8 juin 2026
Trois verres, trois tours, une philosophie. L’ataya, ce thé vert à la menthe servi au Sénégal, n’est pas une simple boisson : c’est un moment de partage, un langage social codifié où s’exprime la teranga, l’hospitalité légendaire de l’Afrique de l’Ouest. Retour sur un rituel qui traverse les générations.
L’ataya se prépare dans une théière métallique posée sur un réchaud à charbon, à partir de thé vert chinois, de menthe fraîche et d’une grande quantité de sucre. La recette varie d’une famille à l’autre, mais la chorégraphie reste immuable : on verse le thé en hauteur pour le faire mousser, on le fait longuement infuser, et on le sert dans de petits verres en porcelaine disposés en cercle.
Le maître du thé, souvent l’homme le plus âgé de l’assemblée, dirige la cérémonie avec précision. Il goûte d’abord, ajuste le sucre, puis distribue les verres. Refuser l’ataya revient presque à refuser le lien : accepter, c’est accepter du temps donné.

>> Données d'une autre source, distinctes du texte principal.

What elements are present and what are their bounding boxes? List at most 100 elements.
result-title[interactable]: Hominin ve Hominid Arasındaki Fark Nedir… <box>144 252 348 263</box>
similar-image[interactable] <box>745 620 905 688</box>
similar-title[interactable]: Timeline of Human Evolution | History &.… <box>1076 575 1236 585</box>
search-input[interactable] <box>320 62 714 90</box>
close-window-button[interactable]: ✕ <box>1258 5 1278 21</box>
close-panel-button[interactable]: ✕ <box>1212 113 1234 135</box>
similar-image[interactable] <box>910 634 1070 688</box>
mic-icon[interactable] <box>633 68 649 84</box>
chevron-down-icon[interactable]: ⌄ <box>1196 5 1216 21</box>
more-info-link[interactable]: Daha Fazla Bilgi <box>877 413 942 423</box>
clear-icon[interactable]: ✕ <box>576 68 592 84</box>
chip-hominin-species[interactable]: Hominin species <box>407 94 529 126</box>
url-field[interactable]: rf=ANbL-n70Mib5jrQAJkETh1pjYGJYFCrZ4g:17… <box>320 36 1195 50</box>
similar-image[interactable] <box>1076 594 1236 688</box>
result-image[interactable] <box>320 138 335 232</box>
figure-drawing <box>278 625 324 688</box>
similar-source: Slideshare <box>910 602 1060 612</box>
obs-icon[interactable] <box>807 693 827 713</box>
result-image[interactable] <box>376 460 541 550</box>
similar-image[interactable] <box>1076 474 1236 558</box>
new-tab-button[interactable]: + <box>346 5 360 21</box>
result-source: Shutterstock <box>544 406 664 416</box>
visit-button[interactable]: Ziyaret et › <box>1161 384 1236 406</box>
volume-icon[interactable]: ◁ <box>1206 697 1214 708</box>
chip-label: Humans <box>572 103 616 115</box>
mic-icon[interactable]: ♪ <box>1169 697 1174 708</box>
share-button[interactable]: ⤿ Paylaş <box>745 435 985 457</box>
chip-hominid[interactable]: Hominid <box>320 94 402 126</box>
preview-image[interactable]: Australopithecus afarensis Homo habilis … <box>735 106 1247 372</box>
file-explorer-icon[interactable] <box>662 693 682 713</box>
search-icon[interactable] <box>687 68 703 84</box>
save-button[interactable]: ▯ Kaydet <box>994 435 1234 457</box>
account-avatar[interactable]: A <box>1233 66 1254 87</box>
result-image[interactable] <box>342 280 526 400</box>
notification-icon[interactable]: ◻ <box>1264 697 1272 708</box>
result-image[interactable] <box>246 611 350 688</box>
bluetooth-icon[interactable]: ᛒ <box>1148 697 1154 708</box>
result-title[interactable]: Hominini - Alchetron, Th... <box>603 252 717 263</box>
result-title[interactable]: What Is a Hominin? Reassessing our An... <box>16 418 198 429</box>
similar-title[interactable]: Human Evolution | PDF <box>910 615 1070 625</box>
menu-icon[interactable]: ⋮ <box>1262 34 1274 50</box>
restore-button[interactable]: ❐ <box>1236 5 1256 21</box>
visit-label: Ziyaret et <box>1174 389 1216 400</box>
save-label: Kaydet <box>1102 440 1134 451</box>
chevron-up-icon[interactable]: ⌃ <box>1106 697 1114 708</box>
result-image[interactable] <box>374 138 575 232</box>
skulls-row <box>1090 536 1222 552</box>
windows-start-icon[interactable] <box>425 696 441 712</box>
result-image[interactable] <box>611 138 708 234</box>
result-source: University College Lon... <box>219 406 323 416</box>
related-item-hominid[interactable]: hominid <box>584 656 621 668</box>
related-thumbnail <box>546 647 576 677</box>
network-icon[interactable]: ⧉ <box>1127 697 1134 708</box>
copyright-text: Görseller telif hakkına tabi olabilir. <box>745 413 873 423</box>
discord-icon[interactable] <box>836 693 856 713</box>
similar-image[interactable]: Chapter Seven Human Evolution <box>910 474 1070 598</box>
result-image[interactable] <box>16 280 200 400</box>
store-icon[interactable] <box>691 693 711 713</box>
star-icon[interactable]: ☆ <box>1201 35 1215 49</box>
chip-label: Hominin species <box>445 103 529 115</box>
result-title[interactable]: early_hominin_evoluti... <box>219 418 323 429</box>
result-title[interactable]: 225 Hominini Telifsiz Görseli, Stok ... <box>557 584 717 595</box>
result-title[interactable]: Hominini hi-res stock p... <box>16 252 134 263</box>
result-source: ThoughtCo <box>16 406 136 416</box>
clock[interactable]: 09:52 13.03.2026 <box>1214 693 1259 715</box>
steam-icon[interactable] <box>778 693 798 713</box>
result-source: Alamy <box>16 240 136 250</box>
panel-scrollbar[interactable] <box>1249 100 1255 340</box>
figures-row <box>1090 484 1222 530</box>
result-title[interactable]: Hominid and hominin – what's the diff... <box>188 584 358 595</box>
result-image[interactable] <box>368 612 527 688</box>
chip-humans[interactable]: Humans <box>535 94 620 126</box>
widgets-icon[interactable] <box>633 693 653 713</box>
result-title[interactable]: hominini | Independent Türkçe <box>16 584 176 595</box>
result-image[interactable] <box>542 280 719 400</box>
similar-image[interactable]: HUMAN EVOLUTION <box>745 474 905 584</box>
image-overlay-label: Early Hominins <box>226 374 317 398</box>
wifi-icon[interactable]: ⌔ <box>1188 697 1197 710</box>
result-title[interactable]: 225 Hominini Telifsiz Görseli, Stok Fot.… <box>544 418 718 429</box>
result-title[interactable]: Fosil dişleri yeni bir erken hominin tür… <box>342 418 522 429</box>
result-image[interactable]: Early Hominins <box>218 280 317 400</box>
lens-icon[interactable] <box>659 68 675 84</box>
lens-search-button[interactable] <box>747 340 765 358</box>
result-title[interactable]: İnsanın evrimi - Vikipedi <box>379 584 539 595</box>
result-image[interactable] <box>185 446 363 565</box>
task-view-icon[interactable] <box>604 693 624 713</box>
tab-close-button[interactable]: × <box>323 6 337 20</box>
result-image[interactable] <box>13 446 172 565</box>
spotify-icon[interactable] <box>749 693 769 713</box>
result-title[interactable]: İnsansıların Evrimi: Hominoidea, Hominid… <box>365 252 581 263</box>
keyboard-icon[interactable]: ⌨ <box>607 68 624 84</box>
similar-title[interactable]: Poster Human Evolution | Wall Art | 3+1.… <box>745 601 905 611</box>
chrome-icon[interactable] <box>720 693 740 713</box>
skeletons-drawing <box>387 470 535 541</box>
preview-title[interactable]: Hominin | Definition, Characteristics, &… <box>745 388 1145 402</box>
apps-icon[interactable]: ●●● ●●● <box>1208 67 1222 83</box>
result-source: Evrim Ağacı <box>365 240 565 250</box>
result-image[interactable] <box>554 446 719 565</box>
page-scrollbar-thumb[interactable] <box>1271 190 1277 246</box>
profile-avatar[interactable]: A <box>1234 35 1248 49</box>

Au Sénégal, la tradition veut que l’ataya se boive en trois étapes distinctes, chacune porteuse d’un message. Le premier verre, très sucré, est celui de l’amitié : il se boit d’une traite, en signe d’ouverture à l’autre. Le deuxième, plus corsé, célèbre l’amour et la profondeur des sentiments. Le troisième, légèrement amer, appelle la sagesse : on le savoure lentement, comme on réfléchit à la vie.
Cette progression n’a rien d’arbitraire. Elle raconte le mouvement même de toute relation humaine : l’élan initial, l’attachement qui se construit, puis la maturité qui prend du recul. Boire l’ataya en silence, sans discuter, relève presque du sacrilège.
À Dakar, à Saint-Louis, dans les villages du fleuve comme sur les places publiques, l’ataya reste un marqueur identitaire fort. On la partage après le travail, lors des visites familiales, dans les cours sablonneuses au coucher du soleil. Les jeunes apprennent à préparer la cérémonie en observant les aînés, geste après geste.
La diaspora sénégalaise, de Paris à New York, perpétue ce rituel comme un fil d’attache. Organiser un ataya, c’est recréer un coin de Sénégal, retrouver le bruit de l’eau versée en hauteur, la mousse dorée qui se forme, l’odeur mentholée qui emplit la pièce. Un art modeste et souverain, qui prouve qu’une culture tient parfois dans une théière.